Mobile has also led to the rapid growth of the OTT sector. Tripathy wondered whether other mediums such as print, TV, etc., need to change with the addition of this platform in media. 

According to the panellists, it’s not just the way content is consumed that has changed. They noted that there is very limited loyalty today, which has made the job of content owners all the more challenging. A lot of content is found in search and on social media, but content creators have to produce for all these algorithms in order for them to show up in the social spectrum.”We need to give what the viewers want to see as we live in an aura of choice,” they said. 

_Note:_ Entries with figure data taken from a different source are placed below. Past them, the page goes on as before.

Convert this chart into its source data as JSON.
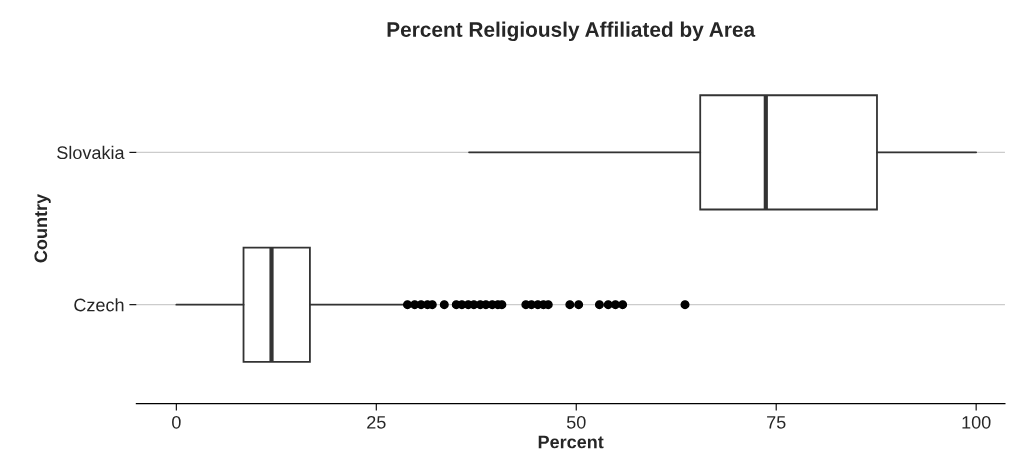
{
  "chart_data": {
    "type": "box",
    "title": "Percent Religiously Affiliated by Area",
    "xlabel": "Percent",
    "ylabel": "Country",
    "orientation": "horizontal",
    "categories": [
      "Slovakia",
      "Czech"
    ],
    "boxes": [
      {
        "low": 36.6,
        "q1": 65.5,
        "median": 73.7,
        "q3": 87.6,
        "high": 100
      },
      {
        "low": 0,
        "q1": 8.4,
        "median": 11.9,
        "q3": 16.7,
        "high": 28.8,
        "outliers": [
          28.9,
          29.8,
          30.6,
          31.4,
          32.0,
          33.5,
          35.0,
          35.7,
          36.5,
          37.2,
          38.0,
          38.7,
          39.5,
          40.2,
          40.7,
          43.7,
          44.4,
          45.2,
          45.9,
          46.5,
          49.2,
          50.3,
          52.9,
          54.0,
          54.9,
          55.8,
          63.6
        ]
      }
    ],
    "color": "#333333",
    "xlim": [
      -5,
      103.6
    ],
    "xticks": [
      0,
      25,
      50,
      75,
      100
    ],
    "grid": "y"
  }
}
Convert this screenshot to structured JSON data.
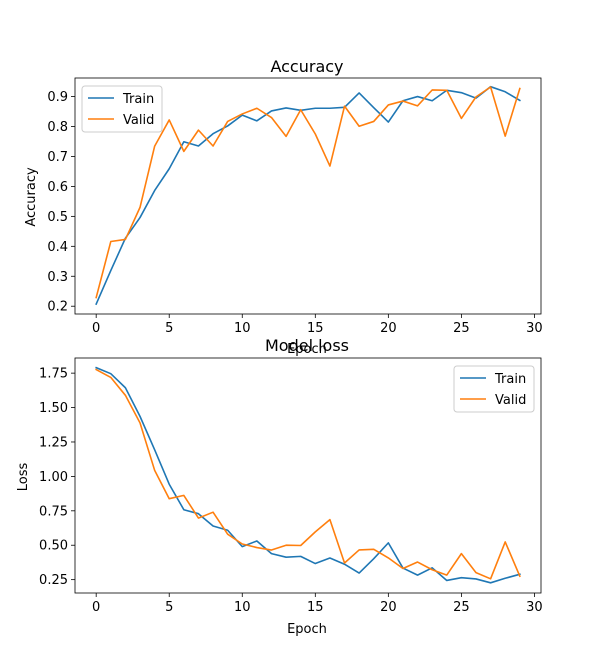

Here Rameet Arora spoke about the learnings that Netflix’s success in India in 2018 provide. According to him, the OTT during the year just gome by, the OTT platform has invested in content very aggressively and people were ready to pay for that content. Quality of content, recommendations and renewing subscriptions signify loyalty. “Personalised content is the key as it is all about people’s choice here. The world is changing rapidly,” he noted. 

He further said, “A common lesson is that you’ll always get a proportion of the audience not the complete set of audience. Publishers looking at getting the larger share of the market need to look at the content aggregators.”